I really like this Article, for me urban sprawl a disease fueled by ignorance. But I understand it will be centuries before common society realizes this. We have unlimited space to go up yet because of money we only have short building spread out covering the nature that is so needed to have a healthy life. Nothing is perfect so to make a bad situation a little better business is now finding a way to utilize space upwards a little more. Sorry to complain so much but I also really do not like the roof standard for housing. Roofs can easily be flat and used for more space like farming or just more living space. We have the ability now to have flat roofs. It is not the 1800’s building materials have advanced enough to funnel water out and for the roof to be strong enough to hold heavy objects. Yet we still make ugly coned roofs just because it’s what where used to. O.K. here is the article on a roof made farm that can feed hundreds of people.
-Commercial Rooftop Farm Nears Completion
Most people would not consider January an ideal time to plant crops, especially January in Montreal. But for Mohamed Hage, Kurt D. Lynn and Howard Resh, timing is one of the proof points of their project — a commercial-scale rooftop greenhouse that’s designed to yield produce year-round for an urban community.
Entrepreneurs Hage and Lynn and horticulture and hydroponics expert Resh are the brains behind Lufa Farms, which unveiled details last week about its 31,000-square-foot greenhouse being constructed atop a two-story office building in Montreal’s Marché Central neighborhood.

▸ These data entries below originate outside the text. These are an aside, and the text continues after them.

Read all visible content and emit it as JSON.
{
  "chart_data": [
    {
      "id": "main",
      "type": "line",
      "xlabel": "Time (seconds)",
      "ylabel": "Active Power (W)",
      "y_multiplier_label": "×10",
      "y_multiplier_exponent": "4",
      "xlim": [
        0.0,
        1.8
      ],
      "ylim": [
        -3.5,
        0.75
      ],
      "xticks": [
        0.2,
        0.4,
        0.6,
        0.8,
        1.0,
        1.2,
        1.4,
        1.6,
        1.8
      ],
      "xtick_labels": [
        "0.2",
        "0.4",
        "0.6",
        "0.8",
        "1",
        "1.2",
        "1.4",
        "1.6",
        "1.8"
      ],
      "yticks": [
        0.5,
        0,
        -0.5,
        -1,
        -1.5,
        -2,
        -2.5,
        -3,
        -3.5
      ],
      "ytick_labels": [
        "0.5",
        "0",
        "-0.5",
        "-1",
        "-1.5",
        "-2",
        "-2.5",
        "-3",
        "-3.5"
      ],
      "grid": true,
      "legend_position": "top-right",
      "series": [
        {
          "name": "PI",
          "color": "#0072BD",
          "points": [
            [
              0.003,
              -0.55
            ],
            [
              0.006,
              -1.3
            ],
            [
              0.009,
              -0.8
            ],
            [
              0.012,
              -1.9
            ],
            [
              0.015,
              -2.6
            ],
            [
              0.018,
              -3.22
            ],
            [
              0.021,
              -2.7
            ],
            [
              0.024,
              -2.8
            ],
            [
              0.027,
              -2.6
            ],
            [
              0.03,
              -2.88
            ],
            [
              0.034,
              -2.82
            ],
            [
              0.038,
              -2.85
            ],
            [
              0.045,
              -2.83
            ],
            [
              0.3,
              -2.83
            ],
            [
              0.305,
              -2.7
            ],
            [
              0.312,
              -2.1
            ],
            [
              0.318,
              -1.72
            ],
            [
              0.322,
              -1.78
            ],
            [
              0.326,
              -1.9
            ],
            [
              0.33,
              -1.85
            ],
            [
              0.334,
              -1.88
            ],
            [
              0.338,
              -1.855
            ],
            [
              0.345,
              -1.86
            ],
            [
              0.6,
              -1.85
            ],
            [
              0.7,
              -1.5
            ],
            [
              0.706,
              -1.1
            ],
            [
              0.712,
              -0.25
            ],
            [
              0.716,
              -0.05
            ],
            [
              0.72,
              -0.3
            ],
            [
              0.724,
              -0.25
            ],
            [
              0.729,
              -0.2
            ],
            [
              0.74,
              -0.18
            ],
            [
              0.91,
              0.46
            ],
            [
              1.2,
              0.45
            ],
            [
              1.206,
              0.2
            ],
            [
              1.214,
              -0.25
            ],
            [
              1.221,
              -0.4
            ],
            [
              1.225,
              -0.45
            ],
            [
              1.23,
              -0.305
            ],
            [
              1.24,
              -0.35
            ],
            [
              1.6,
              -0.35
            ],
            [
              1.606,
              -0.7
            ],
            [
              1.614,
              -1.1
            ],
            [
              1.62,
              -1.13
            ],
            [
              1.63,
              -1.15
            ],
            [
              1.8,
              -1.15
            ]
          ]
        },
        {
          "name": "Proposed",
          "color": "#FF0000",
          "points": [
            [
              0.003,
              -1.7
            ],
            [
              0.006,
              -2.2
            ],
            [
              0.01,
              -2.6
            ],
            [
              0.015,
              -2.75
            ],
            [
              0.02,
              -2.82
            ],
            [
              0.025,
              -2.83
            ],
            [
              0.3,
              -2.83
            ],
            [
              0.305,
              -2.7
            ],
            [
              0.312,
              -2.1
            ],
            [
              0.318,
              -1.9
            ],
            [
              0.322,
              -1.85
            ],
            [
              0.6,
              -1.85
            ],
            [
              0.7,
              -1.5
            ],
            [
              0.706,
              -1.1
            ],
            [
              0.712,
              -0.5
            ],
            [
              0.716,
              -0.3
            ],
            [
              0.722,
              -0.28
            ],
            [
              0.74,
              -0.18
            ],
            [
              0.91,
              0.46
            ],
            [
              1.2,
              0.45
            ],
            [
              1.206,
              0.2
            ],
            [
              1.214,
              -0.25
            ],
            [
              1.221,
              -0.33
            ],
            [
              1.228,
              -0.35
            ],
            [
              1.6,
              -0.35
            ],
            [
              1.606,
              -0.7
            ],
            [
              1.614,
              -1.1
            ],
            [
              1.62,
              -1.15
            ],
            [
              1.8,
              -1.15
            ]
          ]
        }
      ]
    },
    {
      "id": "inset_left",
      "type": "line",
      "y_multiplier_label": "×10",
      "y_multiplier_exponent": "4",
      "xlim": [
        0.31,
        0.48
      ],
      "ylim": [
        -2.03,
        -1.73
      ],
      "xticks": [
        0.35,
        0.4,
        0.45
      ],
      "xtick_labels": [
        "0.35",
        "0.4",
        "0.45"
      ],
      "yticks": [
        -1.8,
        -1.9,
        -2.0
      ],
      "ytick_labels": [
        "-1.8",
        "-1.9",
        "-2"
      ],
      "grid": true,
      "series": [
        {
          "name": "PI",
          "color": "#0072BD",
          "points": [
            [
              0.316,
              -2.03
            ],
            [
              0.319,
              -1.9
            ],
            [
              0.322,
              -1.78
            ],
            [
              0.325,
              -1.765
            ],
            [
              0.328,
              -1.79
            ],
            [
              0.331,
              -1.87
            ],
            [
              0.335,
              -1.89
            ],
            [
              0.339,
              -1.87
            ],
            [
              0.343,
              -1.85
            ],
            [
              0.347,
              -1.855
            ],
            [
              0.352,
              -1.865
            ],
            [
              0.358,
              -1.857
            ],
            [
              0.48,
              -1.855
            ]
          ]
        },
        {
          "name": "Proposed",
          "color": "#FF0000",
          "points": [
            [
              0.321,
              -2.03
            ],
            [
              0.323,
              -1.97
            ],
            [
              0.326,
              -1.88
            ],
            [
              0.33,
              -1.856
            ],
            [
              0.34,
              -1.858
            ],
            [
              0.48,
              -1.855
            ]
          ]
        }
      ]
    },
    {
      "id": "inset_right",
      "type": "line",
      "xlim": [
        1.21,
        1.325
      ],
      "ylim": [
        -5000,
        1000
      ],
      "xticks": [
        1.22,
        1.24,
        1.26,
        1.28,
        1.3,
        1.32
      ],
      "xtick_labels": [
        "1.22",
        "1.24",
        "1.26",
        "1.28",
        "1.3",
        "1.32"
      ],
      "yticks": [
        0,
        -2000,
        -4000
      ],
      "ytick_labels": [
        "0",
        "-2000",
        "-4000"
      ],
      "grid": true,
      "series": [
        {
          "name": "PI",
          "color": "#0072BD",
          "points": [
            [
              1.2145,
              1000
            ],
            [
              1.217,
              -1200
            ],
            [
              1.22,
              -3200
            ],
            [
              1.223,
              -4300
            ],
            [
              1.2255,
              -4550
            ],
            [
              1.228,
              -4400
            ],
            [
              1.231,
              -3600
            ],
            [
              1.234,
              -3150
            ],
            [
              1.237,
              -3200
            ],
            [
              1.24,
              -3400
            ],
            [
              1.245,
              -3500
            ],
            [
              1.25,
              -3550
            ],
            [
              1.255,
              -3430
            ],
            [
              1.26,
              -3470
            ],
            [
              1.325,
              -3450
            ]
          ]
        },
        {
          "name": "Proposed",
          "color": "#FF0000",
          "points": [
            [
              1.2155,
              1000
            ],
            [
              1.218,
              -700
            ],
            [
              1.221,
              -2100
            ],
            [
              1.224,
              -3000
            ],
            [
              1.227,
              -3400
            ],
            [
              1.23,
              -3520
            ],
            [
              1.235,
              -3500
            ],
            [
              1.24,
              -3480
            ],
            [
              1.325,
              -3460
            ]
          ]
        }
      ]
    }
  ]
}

Construction of the specially designed greenhouse began in July and is expected to be complete before year’s end. Planting is scheduled to begin in January. On that timetable, the first crops would be harvested six weeks later.
“We’re right on the threshold of completing the first commercial-scale rooftop greenhouse,” said Lynn, Lufa Farms’ co-founder and vice president, in an interview before taking the wraps off the project. “If it works in Montreal, it will work anywhere.”
GreenerBuildings.com and GreenBiz.com have featured several articles on urban agriculture: farms called VertiCrops that mostly have been planted on the ground and were recognized by NASA for fostering water sustainability, the prospects for soaring high rise farms of the future, and another rooftop greenhouse business called Sky Vegetables, which was the subject of a piece last fall by GreenBiz Executive Editor Joel Makower.
While the idea of urban farming isn’t new — small-scale rooftop farms and herb gardens are key draws for green restaurants such as Uncommon Grounds in Chicago — Lufa Farms lays claim to being the furthest along with a large-scale operation.
According to Lynn, he and his colleagues started batting the idea around about three-and-a-half years ago.
“The economics of food today forces us into compromises,” Lynn said. “If I’m shipping things 2,000 miles, all along the way I’m increasing the handling of the food, affecting its taste, its freshness. It’s a long food chain. My children don’t know what a true tomato tastes like.
“Our goal simply is to be a neighborhood food source and raise the bar on the issue of traceability. We think it’s important that people know where their food comes from, that they can say, ‘Yes, I can see where my food is grown. It’s grown right over there.’ ”
Lufa Farms, whose next project goal is a rooftop greenhouse of about 150,000 square feet, aims to be the produce source for about 2,000 households within a three- to four-mile radius of the nearly three-quarter-acre greenhouse. People will be able to purchase produce via a subscription system.
The crops will include more than 20 varieties of tomatoes, cucumbers, peppers, eggplant, bok choy, herbs, assorted greens and other vegetables, according to Lynn and his colleagues. The produce will be grown without pesticides or herbicides and be irrigated with harvested rainwater and recirculated water.
The greenhouse, which was designed to be lightweight but durable enough to withstand the rain, snow and temperatures of winter in Canada, will also be fitted out with irrigation equipment, heating, insulation, curtains, supplemental lighting and advanced computerized controllers. All are intended to maximize crop growth and minimize the resources used in the process.
Lynn said a Lufa Farm can yield 10 times the output of a traditional farm in an area of identical size. The business set up a 5,000-square-foot test farm at McGill University, and its bounty was shared among just about everyone associated with the project as well as a women’s shelter and a food bank, he said.
“We had 200 heads of lettuce every other day,” said Lynn. “We were overwhelmed with vegetables.”
In addition to producing crops, the greenhouse in Montreal also is expected to provide benefits to the building that serves as its host. The greenhouse further insulates the building beneath it and by reducing the need for heating and cooling, helps the property owner save on utility bills. In terms of supply chain and distribution, the greenhouse crops won’t require the refrigeration or the fuel expenditures typically associated with bringing produce to market.
“This is the ultimate green roof,” Lynn said.
Project partners include Fonds de Placement Immobilier BTB, which owns and manages the office building where the greenhouse is being built, Westbrook Greenhouse Systems, the GKC architectural firm and FDA Constructions.